Over £390bn held in funds will be able to access property vehicles under proposals
More than £390bn of retail assets in unit-linked funds will have a wider investment universe under FSA proposals.
Meanwhile, the regulator is also consulting on changing the non-Ucits retail scheme (Nurs) rules to allow retail funds of hedge funds.
On the unit-linked side, the authority will put in place higher level rules, replacing the current regime that has been in place for 13 years. This is in line with the wider objective of moving towards more principles-based regulation.
These changes would allow investment in a wider range of assets while maintaining current levels of consumer protection, according to the FSA.
At the end of 2005, assets in such funds amounted to £650bn, with around £390bn considered retail money in pensions, mortgage and savings endowments, whole of life products and investment bonds.
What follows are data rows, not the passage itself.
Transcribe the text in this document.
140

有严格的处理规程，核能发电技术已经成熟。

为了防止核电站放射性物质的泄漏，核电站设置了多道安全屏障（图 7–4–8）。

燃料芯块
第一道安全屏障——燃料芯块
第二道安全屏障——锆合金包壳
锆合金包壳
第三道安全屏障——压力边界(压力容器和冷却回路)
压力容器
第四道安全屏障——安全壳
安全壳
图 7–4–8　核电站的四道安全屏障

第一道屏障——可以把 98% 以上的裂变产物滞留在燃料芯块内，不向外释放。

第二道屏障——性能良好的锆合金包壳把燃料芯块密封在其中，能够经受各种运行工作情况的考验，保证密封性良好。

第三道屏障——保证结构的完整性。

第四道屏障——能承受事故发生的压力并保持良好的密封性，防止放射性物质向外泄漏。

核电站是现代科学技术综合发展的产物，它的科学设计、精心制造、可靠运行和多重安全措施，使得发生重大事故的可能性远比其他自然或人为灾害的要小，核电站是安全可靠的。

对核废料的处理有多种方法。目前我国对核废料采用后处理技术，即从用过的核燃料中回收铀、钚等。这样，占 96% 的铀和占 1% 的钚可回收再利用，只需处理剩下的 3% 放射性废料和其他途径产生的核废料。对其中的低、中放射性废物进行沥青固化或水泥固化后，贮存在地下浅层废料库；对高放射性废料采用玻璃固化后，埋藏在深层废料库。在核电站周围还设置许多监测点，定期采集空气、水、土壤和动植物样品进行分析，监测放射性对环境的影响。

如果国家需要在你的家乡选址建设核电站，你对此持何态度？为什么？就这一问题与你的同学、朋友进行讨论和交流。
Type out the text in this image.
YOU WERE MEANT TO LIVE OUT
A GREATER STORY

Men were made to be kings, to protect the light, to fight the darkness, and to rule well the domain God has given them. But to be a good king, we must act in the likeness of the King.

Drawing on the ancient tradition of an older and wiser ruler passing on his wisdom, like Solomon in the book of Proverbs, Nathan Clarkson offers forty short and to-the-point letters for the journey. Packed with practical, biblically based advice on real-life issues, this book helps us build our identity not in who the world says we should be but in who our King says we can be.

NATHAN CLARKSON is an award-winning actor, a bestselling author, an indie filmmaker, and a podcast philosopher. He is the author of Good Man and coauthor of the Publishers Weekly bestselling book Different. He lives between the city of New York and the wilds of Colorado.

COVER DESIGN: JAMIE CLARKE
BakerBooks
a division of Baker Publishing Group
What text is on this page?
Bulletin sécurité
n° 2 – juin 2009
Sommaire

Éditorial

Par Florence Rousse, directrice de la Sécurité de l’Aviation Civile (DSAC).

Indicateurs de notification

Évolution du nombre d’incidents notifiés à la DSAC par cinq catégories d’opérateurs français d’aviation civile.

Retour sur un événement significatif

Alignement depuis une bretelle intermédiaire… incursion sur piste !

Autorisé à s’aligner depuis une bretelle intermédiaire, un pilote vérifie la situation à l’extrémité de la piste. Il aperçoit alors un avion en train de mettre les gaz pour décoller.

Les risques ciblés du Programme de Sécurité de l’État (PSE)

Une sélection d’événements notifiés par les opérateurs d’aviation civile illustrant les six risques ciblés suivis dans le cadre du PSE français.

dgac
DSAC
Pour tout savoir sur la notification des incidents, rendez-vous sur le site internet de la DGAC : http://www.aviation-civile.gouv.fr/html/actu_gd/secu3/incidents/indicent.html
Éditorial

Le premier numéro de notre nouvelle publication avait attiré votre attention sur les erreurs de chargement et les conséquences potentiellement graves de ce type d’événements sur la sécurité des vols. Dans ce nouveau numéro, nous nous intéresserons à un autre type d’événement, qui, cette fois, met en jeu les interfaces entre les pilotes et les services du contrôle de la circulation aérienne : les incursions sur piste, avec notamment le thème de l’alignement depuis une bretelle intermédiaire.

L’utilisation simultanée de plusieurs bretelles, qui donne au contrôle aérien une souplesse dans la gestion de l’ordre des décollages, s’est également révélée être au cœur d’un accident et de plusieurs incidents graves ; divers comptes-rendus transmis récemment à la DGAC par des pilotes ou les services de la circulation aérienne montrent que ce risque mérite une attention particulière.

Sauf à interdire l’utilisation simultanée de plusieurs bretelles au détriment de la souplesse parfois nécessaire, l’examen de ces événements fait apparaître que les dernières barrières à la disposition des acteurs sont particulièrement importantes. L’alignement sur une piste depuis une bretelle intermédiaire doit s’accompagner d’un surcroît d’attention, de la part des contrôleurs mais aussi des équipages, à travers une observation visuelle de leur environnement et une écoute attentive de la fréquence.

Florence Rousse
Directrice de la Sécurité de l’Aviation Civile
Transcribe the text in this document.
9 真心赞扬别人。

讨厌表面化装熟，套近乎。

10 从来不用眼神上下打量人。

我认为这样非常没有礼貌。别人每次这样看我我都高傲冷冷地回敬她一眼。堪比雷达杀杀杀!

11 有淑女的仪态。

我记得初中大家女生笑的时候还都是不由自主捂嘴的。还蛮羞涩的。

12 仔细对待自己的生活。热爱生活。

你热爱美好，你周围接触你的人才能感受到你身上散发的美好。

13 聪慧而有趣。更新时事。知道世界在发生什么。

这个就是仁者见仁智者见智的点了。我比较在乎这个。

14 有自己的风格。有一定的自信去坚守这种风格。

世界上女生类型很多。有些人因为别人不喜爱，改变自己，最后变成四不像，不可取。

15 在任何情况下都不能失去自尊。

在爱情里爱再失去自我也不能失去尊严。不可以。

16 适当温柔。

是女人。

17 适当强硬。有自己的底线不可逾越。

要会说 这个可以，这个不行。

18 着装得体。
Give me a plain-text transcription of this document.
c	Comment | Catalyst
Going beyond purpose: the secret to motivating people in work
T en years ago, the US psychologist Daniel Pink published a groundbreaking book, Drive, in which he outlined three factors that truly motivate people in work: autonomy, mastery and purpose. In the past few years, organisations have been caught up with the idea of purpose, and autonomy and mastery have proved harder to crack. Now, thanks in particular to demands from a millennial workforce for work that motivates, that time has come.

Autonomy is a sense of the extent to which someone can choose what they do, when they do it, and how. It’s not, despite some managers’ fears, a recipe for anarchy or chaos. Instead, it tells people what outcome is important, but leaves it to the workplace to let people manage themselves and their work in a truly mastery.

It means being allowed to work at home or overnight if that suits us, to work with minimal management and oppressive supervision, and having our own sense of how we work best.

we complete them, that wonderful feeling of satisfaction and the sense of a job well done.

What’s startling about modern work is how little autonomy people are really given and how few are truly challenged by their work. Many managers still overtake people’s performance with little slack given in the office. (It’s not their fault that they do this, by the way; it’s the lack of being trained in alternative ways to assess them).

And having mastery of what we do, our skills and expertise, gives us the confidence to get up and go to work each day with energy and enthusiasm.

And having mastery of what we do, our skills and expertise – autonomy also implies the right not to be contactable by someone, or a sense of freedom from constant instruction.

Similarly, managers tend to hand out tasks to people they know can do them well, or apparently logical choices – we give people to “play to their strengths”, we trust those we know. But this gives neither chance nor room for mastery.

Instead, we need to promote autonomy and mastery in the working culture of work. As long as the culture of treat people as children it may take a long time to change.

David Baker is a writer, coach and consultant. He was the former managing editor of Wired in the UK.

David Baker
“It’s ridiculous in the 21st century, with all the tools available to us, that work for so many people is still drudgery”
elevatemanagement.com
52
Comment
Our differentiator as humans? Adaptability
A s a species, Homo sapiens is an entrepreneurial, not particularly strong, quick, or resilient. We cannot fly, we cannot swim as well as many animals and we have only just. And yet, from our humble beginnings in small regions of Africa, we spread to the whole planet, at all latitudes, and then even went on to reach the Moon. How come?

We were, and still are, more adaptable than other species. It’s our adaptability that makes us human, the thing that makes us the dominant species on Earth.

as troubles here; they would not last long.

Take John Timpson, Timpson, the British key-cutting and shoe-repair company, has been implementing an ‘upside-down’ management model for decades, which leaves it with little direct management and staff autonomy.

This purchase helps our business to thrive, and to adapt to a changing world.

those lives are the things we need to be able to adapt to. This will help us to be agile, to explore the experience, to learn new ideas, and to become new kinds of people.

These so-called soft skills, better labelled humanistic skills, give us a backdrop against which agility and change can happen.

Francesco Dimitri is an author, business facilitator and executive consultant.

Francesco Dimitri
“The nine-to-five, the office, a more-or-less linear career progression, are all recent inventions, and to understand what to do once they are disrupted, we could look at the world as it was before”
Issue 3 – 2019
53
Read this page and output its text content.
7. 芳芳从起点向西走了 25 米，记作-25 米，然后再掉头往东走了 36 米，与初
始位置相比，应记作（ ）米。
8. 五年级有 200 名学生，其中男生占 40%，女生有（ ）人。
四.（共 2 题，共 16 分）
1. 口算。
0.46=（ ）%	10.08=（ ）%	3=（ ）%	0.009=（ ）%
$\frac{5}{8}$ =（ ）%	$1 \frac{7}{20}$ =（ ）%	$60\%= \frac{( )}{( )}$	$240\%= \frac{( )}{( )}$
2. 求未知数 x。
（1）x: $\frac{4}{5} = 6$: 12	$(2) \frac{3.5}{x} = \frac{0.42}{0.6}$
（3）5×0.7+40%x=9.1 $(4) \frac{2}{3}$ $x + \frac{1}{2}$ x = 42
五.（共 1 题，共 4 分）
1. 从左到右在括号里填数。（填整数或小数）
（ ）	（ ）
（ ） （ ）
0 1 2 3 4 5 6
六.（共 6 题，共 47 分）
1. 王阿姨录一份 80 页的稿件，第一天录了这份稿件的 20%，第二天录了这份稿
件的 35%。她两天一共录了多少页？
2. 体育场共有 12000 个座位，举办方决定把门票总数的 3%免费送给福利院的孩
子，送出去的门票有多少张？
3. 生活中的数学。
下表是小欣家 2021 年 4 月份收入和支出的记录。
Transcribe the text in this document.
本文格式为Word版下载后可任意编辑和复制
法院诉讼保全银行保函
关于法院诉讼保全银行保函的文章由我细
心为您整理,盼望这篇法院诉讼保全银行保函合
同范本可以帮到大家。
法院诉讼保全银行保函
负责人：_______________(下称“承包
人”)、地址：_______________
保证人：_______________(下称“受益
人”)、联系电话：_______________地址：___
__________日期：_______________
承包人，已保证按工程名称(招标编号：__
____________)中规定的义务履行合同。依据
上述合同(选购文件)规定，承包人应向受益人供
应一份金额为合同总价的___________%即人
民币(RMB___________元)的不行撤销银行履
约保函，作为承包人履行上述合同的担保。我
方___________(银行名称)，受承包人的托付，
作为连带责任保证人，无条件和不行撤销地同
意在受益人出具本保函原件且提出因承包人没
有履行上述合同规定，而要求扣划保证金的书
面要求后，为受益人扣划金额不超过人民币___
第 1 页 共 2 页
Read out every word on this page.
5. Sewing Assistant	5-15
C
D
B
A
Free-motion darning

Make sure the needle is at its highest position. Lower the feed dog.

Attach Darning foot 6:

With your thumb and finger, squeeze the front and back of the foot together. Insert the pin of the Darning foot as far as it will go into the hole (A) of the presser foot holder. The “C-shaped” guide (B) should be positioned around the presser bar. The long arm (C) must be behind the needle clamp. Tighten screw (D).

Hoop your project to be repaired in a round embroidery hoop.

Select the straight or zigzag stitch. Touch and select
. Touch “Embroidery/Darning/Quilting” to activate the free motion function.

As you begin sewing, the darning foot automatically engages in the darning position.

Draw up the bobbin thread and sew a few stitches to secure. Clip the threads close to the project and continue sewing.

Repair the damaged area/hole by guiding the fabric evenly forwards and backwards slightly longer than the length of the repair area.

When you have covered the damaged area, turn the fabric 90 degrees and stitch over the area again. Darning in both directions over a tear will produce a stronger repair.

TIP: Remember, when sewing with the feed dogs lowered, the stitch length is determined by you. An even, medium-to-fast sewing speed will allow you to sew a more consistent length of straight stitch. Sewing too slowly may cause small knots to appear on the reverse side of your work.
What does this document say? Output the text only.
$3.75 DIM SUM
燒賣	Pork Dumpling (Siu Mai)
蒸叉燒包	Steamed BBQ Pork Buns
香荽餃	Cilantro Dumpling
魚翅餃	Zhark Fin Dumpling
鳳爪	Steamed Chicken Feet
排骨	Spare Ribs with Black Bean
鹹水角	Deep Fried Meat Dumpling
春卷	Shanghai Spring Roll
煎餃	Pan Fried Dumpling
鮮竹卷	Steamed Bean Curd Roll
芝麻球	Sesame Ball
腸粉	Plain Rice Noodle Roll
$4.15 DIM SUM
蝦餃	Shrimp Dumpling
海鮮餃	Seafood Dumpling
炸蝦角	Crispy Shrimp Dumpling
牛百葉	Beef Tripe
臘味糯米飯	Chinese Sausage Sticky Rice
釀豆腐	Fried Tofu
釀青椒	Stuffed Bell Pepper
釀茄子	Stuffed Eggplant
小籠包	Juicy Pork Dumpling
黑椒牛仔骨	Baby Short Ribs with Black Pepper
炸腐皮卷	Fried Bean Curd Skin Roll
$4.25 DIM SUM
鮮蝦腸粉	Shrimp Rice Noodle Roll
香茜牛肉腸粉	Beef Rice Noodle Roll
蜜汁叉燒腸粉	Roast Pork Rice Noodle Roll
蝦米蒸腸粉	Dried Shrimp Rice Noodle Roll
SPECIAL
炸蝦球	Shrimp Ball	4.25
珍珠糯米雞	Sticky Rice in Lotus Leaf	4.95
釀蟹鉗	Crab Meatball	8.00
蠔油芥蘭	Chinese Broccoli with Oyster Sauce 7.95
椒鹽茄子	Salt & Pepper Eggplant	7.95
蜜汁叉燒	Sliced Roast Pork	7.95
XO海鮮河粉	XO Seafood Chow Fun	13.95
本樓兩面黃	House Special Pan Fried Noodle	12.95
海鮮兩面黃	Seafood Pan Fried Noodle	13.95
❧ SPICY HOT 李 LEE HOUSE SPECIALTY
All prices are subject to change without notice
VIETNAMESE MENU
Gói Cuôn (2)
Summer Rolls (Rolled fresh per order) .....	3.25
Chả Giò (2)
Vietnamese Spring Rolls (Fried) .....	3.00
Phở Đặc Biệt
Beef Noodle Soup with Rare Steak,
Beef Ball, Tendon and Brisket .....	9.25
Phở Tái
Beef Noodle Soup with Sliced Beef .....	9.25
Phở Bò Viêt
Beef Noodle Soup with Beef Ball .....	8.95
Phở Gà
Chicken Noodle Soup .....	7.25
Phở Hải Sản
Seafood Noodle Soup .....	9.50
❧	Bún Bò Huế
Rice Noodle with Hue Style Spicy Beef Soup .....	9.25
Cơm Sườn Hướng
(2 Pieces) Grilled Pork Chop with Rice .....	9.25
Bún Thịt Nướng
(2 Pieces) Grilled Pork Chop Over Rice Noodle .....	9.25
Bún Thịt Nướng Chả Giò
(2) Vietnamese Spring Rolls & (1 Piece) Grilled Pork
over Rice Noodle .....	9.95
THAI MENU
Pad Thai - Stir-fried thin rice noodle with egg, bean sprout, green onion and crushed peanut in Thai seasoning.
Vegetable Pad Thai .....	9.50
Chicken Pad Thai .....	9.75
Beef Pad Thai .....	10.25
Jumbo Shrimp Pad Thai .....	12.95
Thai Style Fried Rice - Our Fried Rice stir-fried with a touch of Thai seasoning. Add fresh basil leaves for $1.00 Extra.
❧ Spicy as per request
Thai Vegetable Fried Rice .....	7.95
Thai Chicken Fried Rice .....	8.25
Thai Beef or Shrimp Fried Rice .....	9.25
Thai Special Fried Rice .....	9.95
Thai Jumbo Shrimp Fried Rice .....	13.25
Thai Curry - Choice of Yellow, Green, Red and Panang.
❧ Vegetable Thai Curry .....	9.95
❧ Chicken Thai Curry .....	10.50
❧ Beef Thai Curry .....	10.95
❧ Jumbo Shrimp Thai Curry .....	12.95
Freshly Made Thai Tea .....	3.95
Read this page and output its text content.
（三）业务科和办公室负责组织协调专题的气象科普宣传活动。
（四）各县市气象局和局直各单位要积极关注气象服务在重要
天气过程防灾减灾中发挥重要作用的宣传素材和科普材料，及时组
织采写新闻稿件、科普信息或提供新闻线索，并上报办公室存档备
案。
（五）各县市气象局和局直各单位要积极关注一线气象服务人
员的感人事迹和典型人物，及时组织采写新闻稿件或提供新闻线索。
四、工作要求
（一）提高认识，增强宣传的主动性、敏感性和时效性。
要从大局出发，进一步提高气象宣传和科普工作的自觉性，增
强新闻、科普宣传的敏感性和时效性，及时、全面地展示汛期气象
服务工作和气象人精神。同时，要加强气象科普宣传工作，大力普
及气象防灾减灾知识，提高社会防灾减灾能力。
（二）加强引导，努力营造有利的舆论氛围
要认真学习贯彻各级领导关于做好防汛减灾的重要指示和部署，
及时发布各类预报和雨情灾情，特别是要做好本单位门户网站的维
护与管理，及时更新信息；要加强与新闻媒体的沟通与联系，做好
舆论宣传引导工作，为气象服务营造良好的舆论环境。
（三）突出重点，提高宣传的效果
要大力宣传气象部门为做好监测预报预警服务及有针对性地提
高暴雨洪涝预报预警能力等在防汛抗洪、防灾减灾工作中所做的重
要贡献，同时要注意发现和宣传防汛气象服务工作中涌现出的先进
Under current rules, unit-linked insurance funds cannot invest in collective property vehicles without a waiver, although they can hold direct property in specific territories.
The regulator has proposed removing these restrictions, allowing investment in collective vehicles as well as direct property in properly functioning markets rather than just specific territories.
A market is considered properly functioning if there are no barriers for repatriating money in the UK.
According to Dan Waters, the regulator's director of retail policy and asset management, current rules are out of date, inflexible and difficult to interpret.
Last week, the FSA also revealed draft rules for retail funds of hedge funds will be published by the end of the year.
In a separate consultation paper, the regulator proposes altering the existing non-Ucits retail scheme (Nurs) rules to allow for increased investment in unregulated schemes.
At present, there is a 20% cap on investments in such schemes, which includes hedge funds, and this would be removed under the changes.
However, if a scheme decides to invest more than 20% in such vehicles, it would have to abide to a range of due diligence principles.
Managers would also have to consider the liquidity of an underlying fund as well as how it is valued.
The proposed due diligence criteria are similar to the nine principles for hedge fund valuation outlined by the International Organisation of Securities Commissions last month. The principles encourage funds to avoid conflicts of interest by appointing independent parties to value assets, for example.
Until now, the majority of funds of hedge funds have been closed-ended schemes and this opens up such vehicles to the open-ended universe.
Comments on both sets of proposals are due shortly before the end of June.